I see so many systems trying to take advantage of the impressive compute power of modern MCUs (which is really cool!) but often end up just re-inventing the cooperative multitasking OS, but worse.
Looking at e.g. STM32H755: 1x Cortex-M7 480 MHz, 1x Cortex-M4 240 MHz, USB2, 100 Mbit Ethernet, DAC.
Comparing to AM6421: 1x Cortex-A53 1GHz, 2x Cortex-R5F 800MHz, 1x Cortex-M4F 400MHz, 2x PRU, USB3, 1 Gbit Ethernet, PCIe Gen2.
I can hardly believe STM32H755 microcontroller is almost so costly as AM6421 SoC.
For example the AMD Xilinx UltraScale+, like in the AMD Kria modules and development kits (3-digit prices), include some Cortex-R5 cores, which provide deterministic operation, like Cortex-M.
Cortex-R5 are somewhat slower than Cortex-M7 at the same clock frequency, but they are available at a higher clock frequency than many Cortex-M7 implementations.
If you can implement some custom peripherals in the FPGA logic array, then you can obtain much higher performance than with a microcontroller alone.
So they are similar with an older Raspberry Pi and they have far more computational power than a Cortex-M7 or Cortex-M85 CPU, even if they are very slow in comparison with modern Cortex-A7x or Cortex-A7xx cores.

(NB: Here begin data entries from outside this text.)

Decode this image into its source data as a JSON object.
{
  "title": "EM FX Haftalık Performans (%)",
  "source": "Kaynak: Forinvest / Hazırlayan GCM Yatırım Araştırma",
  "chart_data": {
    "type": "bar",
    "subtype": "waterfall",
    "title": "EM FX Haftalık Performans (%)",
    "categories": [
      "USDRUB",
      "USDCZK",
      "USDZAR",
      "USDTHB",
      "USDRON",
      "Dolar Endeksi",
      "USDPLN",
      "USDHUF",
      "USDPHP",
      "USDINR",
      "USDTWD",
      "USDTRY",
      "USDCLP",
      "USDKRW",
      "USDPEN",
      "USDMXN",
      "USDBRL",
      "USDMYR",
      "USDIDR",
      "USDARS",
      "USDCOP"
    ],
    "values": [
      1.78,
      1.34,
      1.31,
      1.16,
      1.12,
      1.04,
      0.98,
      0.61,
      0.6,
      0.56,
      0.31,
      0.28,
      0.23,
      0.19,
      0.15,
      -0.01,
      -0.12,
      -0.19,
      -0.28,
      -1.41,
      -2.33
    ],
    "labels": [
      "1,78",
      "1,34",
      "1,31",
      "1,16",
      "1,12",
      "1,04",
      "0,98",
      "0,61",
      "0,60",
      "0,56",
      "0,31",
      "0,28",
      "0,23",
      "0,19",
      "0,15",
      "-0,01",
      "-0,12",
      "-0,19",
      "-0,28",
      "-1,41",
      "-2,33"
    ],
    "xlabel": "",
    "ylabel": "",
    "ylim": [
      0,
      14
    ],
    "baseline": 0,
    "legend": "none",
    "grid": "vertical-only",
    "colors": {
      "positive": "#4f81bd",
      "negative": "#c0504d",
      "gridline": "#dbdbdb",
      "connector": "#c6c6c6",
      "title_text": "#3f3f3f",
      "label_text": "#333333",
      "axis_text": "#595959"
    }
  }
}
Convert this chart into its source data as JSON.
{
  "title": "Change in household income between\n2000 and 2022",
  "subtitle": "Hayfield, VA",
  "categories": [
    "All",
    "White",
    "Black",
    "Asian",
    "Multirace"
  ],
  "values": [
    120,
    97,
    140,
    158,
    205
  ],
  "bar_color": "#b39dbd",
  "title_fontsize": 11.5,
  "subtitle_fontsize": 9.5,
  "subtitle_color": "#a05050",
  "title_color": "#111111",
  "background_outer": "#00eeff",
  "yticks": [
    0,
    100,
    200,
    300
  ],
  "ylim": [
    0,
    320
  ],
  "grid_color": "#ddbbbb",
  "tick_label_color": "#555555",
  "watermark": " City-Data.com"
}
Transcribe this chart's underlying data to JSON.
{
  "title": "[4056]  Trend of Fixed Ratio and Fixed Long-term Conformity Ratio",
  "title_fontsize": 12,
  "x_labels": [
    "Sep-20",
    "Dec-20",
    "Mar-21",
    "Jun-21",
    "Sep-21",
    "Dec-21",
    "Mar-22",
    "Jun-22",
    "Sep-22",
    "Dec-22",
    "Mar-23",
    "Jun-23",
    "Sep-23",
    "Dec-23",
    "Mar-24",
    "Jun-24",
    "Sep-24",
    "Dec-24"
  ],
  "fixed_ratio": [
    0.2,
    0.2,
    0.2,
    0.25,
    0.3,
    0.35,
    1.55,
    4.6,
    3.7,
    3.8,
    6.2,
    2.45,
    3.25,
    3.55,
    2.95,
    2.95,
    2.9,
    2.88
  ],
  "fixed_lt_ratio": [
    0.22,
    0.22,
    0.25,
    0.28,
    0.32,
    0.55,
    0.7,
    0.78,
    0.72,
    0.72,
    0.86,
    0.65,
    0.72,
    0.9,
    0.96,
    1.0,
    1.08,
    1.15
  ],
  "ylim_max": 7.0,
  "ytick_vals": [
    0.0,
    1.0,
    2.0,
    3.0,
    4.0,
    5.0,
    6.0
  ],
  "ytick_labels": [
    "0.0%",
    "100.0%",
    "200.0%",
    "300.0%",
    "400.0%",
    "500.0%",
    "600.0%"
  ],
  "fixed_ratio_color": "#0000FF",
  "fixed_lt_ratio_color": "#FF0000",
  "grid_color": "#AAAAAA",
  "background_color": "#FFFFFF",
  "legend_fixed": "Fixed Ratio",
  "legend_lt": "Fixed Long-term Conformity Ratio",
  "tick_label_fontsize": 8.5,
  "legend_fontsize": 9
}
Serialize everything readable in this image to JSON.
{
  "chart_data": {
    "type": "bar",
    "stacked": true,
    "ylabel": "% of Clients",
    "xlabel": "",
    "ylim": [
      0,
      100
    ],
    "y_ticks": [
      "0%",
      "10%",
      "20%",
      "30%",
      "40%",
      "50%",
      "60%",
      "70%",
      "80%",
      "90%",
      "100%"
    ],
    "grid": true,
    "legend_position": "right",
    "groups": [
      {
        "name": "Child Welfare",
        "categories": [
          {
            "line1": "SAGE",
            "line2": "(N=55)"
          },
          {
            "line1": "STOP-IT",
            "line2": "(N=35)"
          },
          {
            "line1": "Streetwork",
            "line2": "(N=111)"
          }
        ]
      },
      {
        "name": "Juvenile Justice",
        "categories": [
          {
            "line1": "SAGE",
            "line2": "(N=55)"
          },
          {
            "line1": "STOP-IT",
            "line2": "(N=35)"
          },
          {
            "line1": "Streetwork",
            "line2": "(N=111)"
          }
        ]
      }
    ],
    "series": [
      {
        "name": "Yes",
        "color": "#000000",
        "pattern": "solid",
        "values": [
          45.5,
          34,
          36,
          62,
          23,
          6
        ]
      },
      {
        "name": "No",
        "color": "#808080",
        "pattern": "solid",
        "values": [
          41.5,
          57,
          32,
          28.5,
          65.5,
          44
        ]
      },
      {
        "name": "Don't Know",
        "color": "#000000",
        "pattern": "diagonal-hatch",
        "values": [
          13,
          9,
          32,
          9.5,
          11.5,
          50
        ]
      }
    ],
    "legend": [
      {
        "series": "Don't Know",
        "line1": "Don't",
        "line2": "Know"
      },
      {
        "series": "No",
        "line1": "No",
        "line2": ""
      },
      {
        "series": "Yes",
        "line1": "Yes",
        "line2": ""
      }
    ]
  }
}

I have never heard of any FPGA containing better CPU cores than Cortex-A78, but even those with Cortex-A78 are extremely expensive, so they may be worthwhile only for their FPGA part, not for a CPU that is much slower than cheaper alternatives.
The same is true even for the cheaper modules with UltraScale+ FPGAs, like AMD Kria, which cost as much as one of the cheaper mini-PCs with a much faster Intel or AMD CPU, so they are worthwhile only if you can implement in the FPGA an essential part of the functionality.
There is however another advantage of the FPGAs with ARM cores, besides implementing fast peripherals with hard real-time requirements.
Unlike with most non-microcontroller ARM CPUs where the vendor keeps secret various things, including the boot loader, so you cannot be absolutely certain about what the vendor does, because ARM has followed the example of Intel and has introduced a potential Trojan horse in its CPUs, i.e. an execution mode controlled by the vendor, which is more privileged than even a hypervisor, in the FPGAs with ARM cores you have complete documentation and absolute control over what the CPU does, so you could implement with greater confidence some devices for which security is important.